If we credit any of this, Roy's dependence on Ramsden's abilities was even closer than the official reports suggested. It does seem clear that Roy controlled the successful achievement of his goal—to make a measurement and create a technology of unprecedented accuracy—not so much by mastery of the necessary technique or technology, but rather by command of the social situation through his influence in the Royal Society and in the Ordnance. Roy could purchase Ramsden's and Dalby's know-how and employ them to write the difficult technological and mathematical passages in his reports. Like Ramsden, Dalby complained that Roy could not judge his work competently, and he had to append a long list of corrections to Roy's final paper in 1790.
The rhetoric of accuracy that helped to cover up those disputes was meant to inspire faith in a vast and costly undertaking like a national survey.
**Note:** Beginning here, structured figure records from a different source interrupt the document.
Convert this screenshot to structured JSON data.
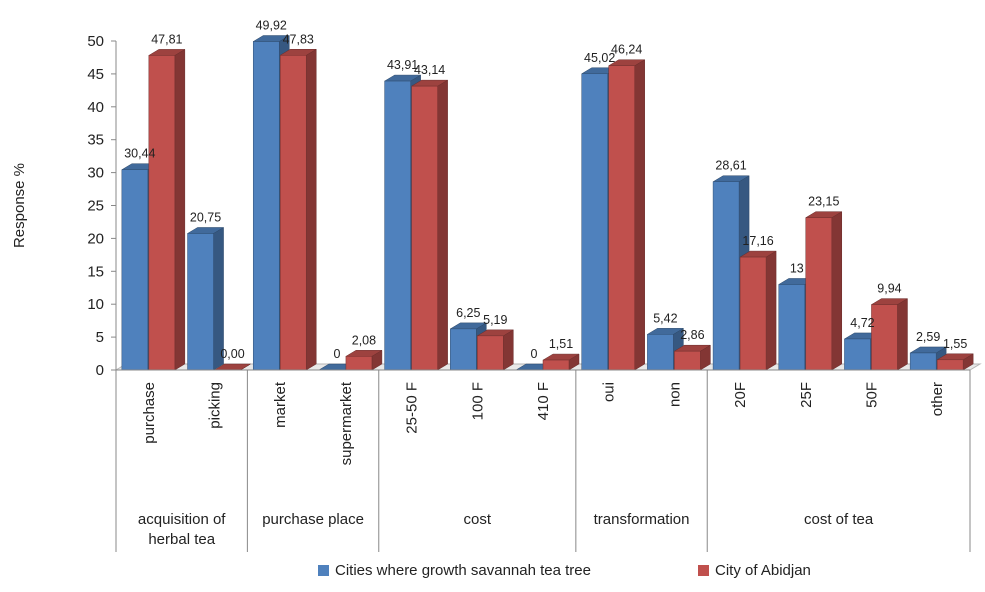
{
  "chart_data": {
    "type": "bar",
    "ylabel": "Response %",
    "ylim": [
      0,
      50
    ],
    "yticks": [
      "0",
      "5",
      "10",
      "15",
      "20",
      "25",
      "30",
      "35",
      "40",
      "45",
      "50"
    ],
    "grid": false,
    "legend_position": "bottom",
    "categories": [
      "purchase",
      "picking",
      "market",
      "supermarket",
      "25-50 F",
      "100 F",
      "410 F",
      "oui",
      "non",
      "20F",
      "25F",
      "50F",
      "other"
    ],
    "groups": [
      {
        "label_lines": [
          "acquisition of",
          "herbal tea"
        ],
        "count": 2
      },
      {
        "label_lines": [
          "purchase place"
        ],
        "count": 2
      },
      {
        "label_lines": [
          "cost"
        ],
        "count": 3
      },
      {
        "label_lines": [
          "transformation"
        ],
        "count": 2
      },
      {
        "label_lines": [
          "cost of tea"
        ],
        "count": 4
      }
    ],
    "series": [
      {
        "name": "Cities where growth savannah tea tree",
        "color": "#4F81BD",
        "values": [
          30.44,
          20.75,
          49.92,
          0,
          43.91,
          6.25,
          0,
          45.02,
          5.42,
          28.61,
          13,
          4.72,
          2.59
        ],
        "labels": [
          "30,44",
          "20,75",
          "49,92",
          "0",
          "43,91",
          "6,25",
          "0",
          "45,02",
          "5,42",
          "28,61",
          "13",
          "4,72",
          "2,59"
        ]
      },
      {
        "name": "City of Abidjan",
        "color": "#C0504D",
        "values": [
          47.81,
          0,
          47.83,
          2.08,
          43.14,
          5.19,
          1.51,
          46.24,
          2.86,
          17.16,
          23.15,
          9.94,
          1.55
        ],
        "labels": [
          "47,81",
          "0,00",
          "47,83",
          "2,08",
          "43,14",
          "5,19",
          "1,51",
          "46,24",
          "2,86",
          "17,16",
          "23,15",
          "9,94",
          "1,55"
        ]
      }
    ]
  }
}
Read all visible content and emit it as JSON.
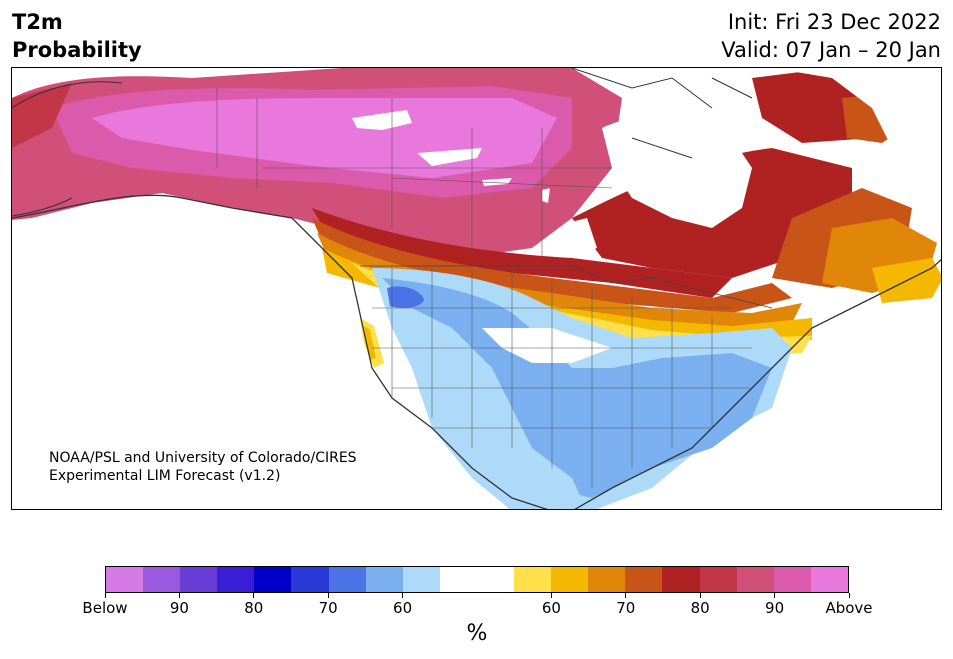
{
  "header": {
    "title_line1": "T2m",
    "title_line2": "Probability",
    "init": "Init: Fri 23 Dec 2022",
    "valid": "Valid: 07 Jan – 20 Jan"
  },
  "map": {
    "region": "North America",
    "credit_line1": "NOAA/PSL and University of Colorado/CIRES",
    "credit_line2": "Experimental LIM Forecast (v1.2)"
  },
  "legend": {
    "unit": "%",
    "ticks": [
      "Below",
      "90",
      "80",
      "70",
      "60",
      "60",
      "70",
      "80",
      "90",
      "Above"
    ],
    "colors": {
      "below": [
        "#d67ae6",
        "#9a5ae0",
        "#6a3cd8",
        "#3a1ed6",
        "#0000c8",
        "#2a3ad8",
        "#4a74e6",
        "#7ab0f0",
        "#aedafa"
      ],
      "neutral": "#ffffff",
      "above": [
        "#ffe04a",
        "#f4b800",
        "#e0870a",
        "#c85418",
        "#b02222",
        "#c23648",
        "#d0507a",
        "#dc5aac",
        "#e878dc"
      ]
    }
  }
}
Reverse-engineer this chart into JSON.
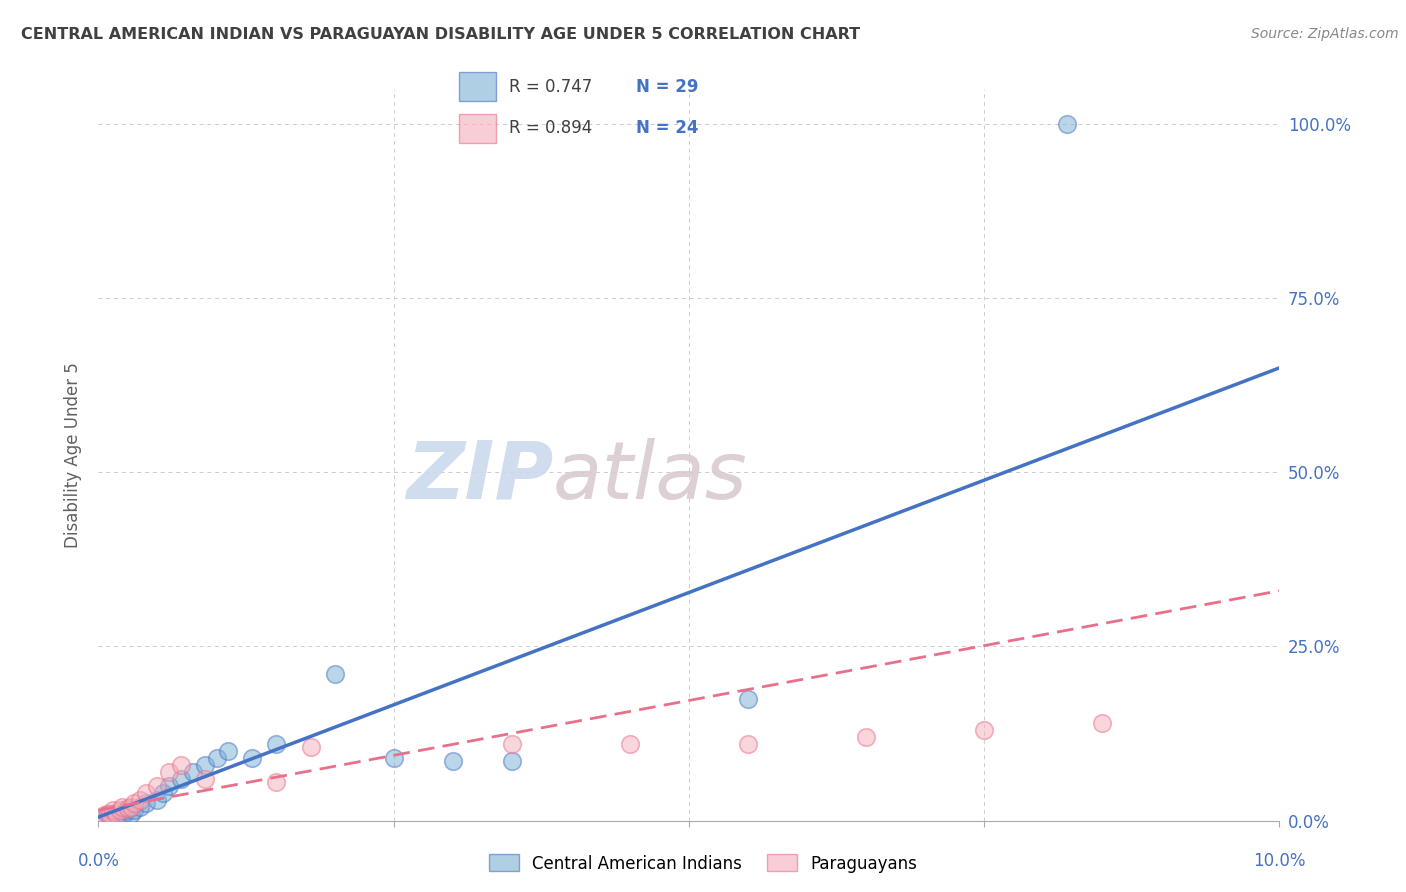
{
  "title": "CENTRAL AMERICAN INDIAN VS PARAGUAYAN DISABILITY AGE UNDER 5 CORRELATION CHART",
  "source": "Source: ZipAtlas.com",
  "ylabel": "Disability Age Under 5",
  "ytick_labels": [
    "0.0%",
    "25.0%",
    "50.0%",
    "75.0%",
    "100.0%"
  ],
  "ytick_values": [
    0,
    25,
    50,
    75,
    100
  ],
  "xlim": [
    0.0,
    10.0
  ],
  "ylim": [
    0,
    105
  ],
  "blue_label": "Central American Indians",
  "pink_label": "Paraguayans",
  "blue_R": "0.747",
  "blue_N": "29",
  "pink_R": "0.894",
  "pink_N": "24",
  "blue_scatter_x": [
    0.05,
    0.08,
    0.1,
    0.12,
    0.14,
    0.18,
    0.2,
    0.22,
    0.25,
    0.28,
    0.3,
    0.35,
    0.4,
    0.5,
    0.55,
    0.6,
    0.7,
    0.8,
    0.9,
    1.0,
    1.1,
    1.3,
    1.5,
    2.0,
    2.5,
    3.0,
    3.5,
    5.5,
    8.2
  ],
  "blue_scatter_y": [
    0.5,
    1,
    0.8,
    1,
    0.8,
    1,
    0.8,
    1,
    1.5,
    1,
    1.5,
    2,
    2.5,
    3,
    4,
    5,
    6,
    7,
    8,
    9,
    10,
    9,
    11,
    21,
    9,
    8.5,
    8.5,
    17.5,
    100
  ],
  "pink_scatter_x": [
    0.05,
    0.08,
    0.1,
    0.12,
    0.15,
    0.18,
    0.2,
    0.25,
    0.28,
    0.3,
    0.35,
    0.4,
    0.5,
    0.6,
    0.7,
    0.9,
    1.5,
    1.8,
    3.5,
    4.5,
    5.5,
    6.5,
    7.5,
    8.5
  ],
  "pink_scatter_y": [
    0.8,
    1,
    1,
    1.5,
    1,
    1.5,
    2,
    1.8,
    2,
    2.5,
    3,
    4,
    5,
    7,
    8,
    6,
    5.5,
    10.5,
    11,
    11,
    11,
    12,
    13,
    14
  ],
  "blue_line_x": [
    0.0,
    10.0
  ],
  "blue_line_y": [
    0.5,
    65
  ],
  "pink_line_x": [
    0.0,
    10.0
  ],
  "pink_line_y": [
    1.5,
    33
  ],
  "blue_color": "#7BAFD4",
  "blue_color_edge": "#7BAFD4",
  "blue_line_color": "#4472C4",
  "pink_color": "#F4ACBA",
  "pink_color_edge": "#F4ACBA",
  "pink_line_color": "#E8708A",
  "watermark_zip": "ZIP",
  "watermark_atlas": "atlas",
  "background_color": "#FFFFFF",
  "grid_color": "#CCCCCC",
  "axis_label_color": "#4472C4",
  "title_color": "#404040",
  "ylabel_color": "#606060",
  "source_color": "#888888"
}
When Roy invited the citizens of London to confirm the accuracy of his measurements by stepping out on their rooftops and sighting the angles between buildings that had been used as triangulation stations, the cartographic entrepreneur was speaking. When the state or the public supported the geodetic and cartographic sciences, they were offered accuracy in return for their money. When they were promised "absolute" or "mathematical" accuracy, they no doubt expected new and superior technology.
Accuracy and Technology
Another of Roy's rhetorical devices was his repeated use of the word "truth" in describing the intended goal of exact measurement. The quest for "truth" meant a quest for accuracy; and in surveying it covered all the steps of the operation, not just the final result. Since everything had to be superior to previous surveys, everything had to be new . Because of their novelty, the methods and instruments had to be meticulously described so that the public could affirm their value. Hence the many pages of technical description and numerous plates that made Roy's reports a résumé of the state of the art of trigonometrical surveying. Delambre's account of the methods used in the metric survey would play the same part ten years later.
The high precision of Roy's work made it possible to calibrate simpler and more convenient methods. His measurement of the baseline on Hounslow Heath is a case in point. At first Roy used the traditional wooden rods as measuring sticks. He rejected these because their contraction and expansion varied erratically with humidity, and replaced them with glass tubes, whose lengths depended only on the temperature in a way accurately determinable by Ramsden's pyrometer. Roy knew about the properties of glass from his work with the barometer: the use of glass tubes for the baseline measurement was an imaginative piece of technology transfer from barometry to geodesy. Roy used the glass tubes to control
measurements with a surveyor's chain, also from Ramsden's workshop. The chain did well, and since it was easier to handle than glass tubes or metal bars, Roy recommended it for surveying. The chain would be good enough for the national survey, for which, as Roy put it, "there would not be any necessity for that wonderful exactness" requisite in the Paris-Greenwich triangulation. Thus "scientific" exactness became a benchmark in the creation of a solid and efficient surveying technology.
Simplifications of surveying practices were not an accidental spinoff from scientific work: Roy had identified the development of more efficient surveying techniques as an explicit goal of the triangulation. Cassini de Thury had likewise pointed out that instruments had to be simplified and made portable in order to make practical the technology of surveying. The repeating circle accomplished both objectives. The British theodolite did not meet the needs of the ordinary surveyor, but was practical in an organization that could maintain a work force to transport it, erect solid stations, operate cranes, and so forth. In short, British technology was serviceable in a military organization.